A new investigation by the New York Times has placed some blame for the two 737 MAX crashes on pilot training and inexperience.

The author of the article is William Langewiesche a former national correspondent for The Atlantic and international correspondent for Vanity Fair. He grew up in aviation and got his start as a pilot before turning to journalism.

READ: Vietnam Airlines pilots fail to lower landing gear.

Langewiesche wrote of Lion Air, that the Indonesian airline whose 737 MAX crashed on October 29, killing all 189 people on board that “Lion Air is an aggressive airline that dominates the rapidly expanding Indonesian market in low-cost travel. It is known for hiring inexperienced pilots and for paying them little and working them hard.”

Langewiesche added: “The captain, an Indian national named Bhavye Suneja, 31, was put in charge of piloting the 737 sooner than he would have been at “a more conventional airline. And once that 737 Max was having issues, the Lion Air crew didn’t mitigate the failures.”

The lack of experience of the pilots and issues with training was highlighted first by this website. 

A stark example was Suneja’s lack of experience when he told air traffic control that he didn’t know the plane’s altitude.

Last year Frank Caron, who was brought in as Lion Air’s safety manager from 2009 to 2011 on orders from insurance firms, told the New York Times that the airline had an average of one major engineering issue every three days, even though most of its fleet was new.

“Buying all the latest‑generation, state‑of‑the‑art engineering will be in vain if you don’t have systems in place that prioritize safety,” he told the NYT.

Caron said that pilot logbooks drastically understated the number of hours pilots actually worked.

“What I saw was a company, from the top down, that made saving money a motto — so spend the minimum on pilot training, salaries, management, everything,” he said.
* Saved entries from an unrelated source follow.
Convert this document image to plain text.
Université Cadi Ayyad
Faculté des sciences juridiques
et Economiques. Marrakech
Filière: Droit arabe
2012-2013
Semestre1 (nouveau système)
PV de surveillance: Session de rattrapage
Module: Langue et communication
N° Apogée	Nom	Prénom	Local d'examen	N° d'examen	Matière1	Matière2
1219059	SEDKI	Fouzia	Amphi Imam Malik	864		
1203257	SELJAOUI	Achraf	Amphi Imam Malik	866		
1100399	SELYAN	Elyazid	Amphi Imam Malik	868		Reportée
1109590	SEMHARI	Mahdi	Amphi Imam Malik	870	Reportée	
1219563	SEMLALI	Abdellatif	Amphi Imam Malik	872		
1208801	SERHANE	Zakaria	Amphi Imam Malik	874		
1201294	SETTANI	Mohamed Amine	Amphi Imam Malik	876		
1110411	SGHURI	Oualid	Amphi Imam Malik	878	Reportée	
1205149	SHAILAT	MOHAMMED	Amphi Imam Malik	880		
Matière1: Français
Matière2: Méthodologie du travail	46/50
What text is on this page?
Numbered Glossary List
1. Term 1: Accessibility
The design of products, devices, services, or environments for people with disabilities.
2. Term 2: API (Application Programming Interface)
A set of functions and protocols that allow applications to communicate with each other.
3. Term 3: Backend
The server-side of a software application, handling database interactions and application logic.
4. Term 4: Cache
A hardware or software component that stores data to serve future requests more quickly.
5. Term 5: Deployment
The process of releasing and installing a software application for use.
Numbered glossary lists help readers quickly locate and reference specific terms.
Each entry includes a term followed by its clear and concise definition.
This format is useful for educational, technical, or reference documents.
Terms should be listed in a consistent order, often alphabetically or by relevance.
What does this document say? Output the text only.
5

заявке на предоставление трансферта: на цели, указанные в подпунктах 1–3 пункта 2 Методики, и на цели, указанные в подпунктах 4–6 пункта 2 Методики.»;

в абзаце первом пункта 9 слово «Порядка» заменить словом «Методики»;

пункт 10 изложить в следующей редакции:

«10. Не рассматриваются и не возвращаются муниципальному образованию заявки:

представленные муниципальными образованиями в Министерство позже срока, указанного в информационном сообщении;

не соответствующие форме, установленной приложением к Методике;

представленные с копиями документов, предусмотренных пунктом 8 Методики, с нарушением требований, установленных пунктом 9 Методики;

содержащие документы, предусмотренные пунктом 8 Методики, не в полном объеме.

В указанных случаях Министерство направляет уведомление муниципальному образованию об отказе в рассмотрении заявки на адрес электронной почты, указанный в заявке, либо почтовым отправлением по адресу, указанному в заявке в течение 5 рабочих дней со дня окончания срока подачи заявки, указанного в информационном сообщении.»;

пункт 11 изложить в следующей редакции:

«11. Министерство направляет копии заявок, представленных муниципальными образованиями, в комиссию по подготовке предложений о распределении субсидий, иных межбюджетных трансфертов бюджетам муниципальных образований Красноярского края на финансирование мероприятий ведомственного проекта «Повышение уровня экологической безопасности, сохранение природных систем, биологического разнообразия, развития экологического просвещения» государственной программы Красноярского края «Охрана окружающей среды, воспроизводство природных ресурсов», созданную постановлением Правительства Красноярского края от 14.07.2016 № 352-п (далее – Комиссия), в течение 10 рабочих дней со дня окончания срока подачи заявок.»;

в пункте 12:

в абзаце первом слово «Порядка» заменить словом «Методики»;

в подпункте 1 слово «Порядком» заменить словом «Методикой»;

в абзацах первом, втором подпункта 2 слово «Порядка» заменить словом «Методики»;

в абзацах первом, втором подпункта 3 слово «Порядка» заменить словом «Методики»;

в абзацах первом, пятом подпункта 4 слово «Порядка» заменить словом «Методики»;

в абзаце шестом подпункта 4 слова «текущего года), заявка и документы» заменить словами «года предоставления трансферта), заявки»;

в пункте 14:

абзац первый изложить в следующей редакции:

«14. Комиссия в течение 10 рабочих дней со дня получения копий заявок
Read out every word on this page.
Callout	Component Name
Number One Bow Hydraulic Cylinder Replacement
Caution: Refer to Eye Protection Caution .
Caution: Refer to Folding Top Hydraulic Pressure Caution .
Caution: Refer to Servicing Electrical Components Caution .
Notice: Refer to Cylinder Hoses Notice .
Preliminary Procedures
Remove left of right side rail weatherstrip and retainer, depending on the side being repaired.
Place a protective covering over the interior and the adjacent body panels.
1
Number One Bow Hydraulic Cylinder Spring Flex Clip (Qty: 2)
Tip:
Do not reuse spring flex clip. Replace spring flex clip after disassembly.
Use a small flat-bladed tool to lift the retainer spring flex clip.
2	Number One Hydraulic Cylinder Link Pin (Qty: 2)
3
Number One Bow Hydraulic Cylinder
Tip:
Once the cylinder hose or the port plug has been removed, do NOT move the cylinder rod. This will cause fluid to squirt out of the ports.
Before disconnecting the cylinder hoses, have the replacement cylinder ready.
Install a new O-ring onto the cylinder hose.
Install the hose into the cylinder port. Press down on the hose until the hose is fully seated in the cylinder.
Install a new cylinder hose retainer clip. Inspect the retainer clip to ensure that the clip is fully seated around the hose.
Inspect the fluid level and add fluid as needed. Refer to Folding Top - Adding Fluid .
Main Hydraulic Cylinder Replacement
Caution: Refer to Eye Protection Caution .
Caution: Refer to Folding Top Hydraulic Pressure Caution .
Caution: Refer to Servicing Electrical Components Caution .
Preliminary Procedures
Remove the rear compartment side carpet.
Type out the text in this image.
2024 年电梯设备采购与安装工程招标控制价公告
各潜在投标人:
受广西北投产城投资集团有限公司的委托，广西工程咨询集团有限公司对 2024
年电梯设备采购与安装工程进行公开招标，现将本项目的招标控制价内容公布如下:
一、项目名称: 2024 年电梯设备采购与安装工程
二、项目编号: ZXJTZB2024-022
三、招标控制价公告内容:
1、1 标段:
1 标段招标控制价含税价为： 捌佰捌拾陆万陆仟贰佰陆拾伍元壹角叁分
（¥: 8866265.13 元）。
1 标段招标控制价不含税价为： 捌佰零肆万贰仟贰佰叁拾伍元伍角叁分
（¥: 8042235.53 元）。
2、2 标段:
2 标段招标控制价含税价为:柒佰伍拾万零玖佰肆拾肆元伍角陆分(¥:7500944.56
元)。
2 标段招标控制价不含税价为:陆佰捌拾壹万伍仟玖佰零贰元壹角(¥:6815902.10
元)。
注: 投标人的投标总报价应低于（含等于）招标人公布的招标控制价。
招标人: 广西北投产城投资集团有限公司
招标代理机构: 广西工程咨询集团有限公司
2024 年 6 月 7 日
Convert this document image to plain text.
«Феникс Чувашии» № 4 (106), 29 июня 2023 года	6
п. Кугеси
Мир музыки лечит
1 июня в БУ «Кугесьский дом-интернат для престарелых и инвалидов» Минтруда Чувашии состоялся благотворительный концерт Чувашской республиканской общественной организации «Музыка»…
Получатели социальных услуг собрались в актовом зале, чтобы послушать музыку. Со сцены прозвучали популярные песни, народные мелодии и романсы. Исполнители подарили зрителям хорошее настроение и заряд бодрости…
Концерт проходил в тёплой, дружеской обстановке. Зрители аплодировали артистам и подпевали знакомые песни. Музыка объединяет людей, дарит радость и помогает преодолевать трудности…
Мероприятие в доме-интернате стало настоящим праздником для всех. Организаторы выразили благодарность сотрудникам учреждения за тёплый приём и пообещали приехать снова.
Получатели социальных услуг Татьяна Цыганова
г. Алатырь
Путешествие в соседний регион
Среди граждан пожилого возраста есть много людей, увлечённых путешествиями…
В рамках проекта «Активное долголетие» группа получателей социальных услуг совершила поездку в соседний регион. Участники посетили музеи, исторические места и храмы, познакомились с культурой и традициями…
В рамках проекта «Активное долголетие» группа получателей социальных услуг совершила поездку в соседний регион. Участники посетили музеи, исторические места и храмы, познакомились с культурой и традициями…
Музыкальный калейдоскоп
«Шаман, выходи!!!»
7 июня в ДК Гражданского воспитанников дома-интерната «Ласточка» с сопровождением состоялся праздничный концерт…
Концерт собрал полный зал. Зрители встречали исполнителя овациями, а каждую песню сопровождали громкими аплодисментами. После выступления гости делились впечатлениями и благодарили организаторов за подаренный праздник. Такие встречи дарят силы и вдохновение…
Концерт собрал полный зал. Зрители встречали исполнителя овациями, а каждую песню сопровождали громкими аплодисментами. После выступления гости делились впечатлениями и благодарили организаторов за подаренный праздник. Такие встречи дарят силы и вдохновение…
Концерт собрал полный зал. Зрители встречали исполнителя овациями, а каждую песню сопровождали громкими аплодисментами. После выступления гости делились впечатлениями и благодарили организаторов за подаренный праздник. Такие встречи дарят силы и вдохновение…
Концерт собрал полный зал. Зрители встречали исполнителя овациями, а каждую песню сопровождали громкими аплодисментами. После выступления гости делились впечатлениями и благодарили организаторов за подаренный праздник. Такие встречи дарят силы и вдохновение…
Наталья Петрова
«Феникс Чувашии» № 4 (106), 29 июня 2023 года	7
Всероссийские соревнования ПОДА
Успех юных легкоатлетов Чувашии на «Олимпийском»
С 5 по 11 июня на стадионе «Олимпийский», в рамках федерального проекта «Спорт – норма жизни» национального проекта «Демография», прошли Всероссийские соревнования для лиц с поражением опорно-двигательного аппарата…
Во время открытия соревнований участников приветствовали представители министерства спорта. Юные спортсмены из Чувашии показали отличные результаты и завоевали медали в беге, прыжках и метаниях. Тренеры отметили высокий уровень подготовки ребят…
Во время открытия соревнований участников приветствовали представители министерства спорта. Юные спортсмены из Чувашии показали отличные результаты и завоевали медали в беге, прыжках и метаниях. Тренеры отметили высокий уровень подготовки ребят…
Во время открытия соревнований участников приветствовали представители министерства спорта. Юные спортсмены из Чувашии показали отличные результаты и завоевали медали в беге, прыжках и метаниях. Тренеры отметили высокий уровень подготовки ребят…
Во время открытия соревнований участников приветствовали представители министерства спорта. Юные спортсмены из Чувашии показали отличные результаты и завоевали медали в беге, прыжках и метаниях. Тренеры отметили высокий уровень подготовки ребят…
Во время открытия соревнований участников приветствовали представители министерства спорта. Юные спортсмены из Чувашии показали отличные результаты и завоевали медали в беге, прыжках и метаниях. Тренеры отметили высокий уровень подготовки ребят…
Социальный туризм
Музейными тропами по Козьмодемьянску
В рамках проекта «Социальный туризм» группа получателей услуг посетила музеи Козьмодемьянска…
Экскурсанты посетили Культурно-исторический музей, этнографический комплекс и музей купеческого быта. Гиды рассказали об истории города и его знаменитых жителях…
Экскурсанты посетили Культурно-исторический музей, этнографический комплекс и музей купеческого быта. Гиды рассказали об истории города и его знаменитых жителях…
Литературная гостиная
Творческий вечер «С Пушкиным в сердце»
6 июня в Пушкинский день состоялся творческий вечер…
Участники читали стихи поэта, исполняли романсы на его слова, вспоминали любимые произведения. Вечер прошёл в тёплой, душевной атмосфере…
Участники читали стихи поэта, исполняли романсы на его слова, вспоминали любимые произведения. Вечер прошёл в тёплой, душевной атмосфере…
Caron told Reuters that “safety is much more than running concepts and procedures, safety is a spirit, a state of mind, a way of thinking, an attitude in the daily aspects of operational life.

“And that is precisely what Lion never got. They would say, ‘the airline has 250 flights a day, it is not abnormal that you have accidents.’”

After the 2013 Bali crash, Lion Air co-founder Rusdi Kirana told media when asked about the airline’s poor safety record: “If we are seen to have many accidents, it’s because of our frequency of flights.”

Caron told Reuters that he left Lion Air after some of his safety recommendations were not implemented.

Lion Air rejected all of Caron’s claims.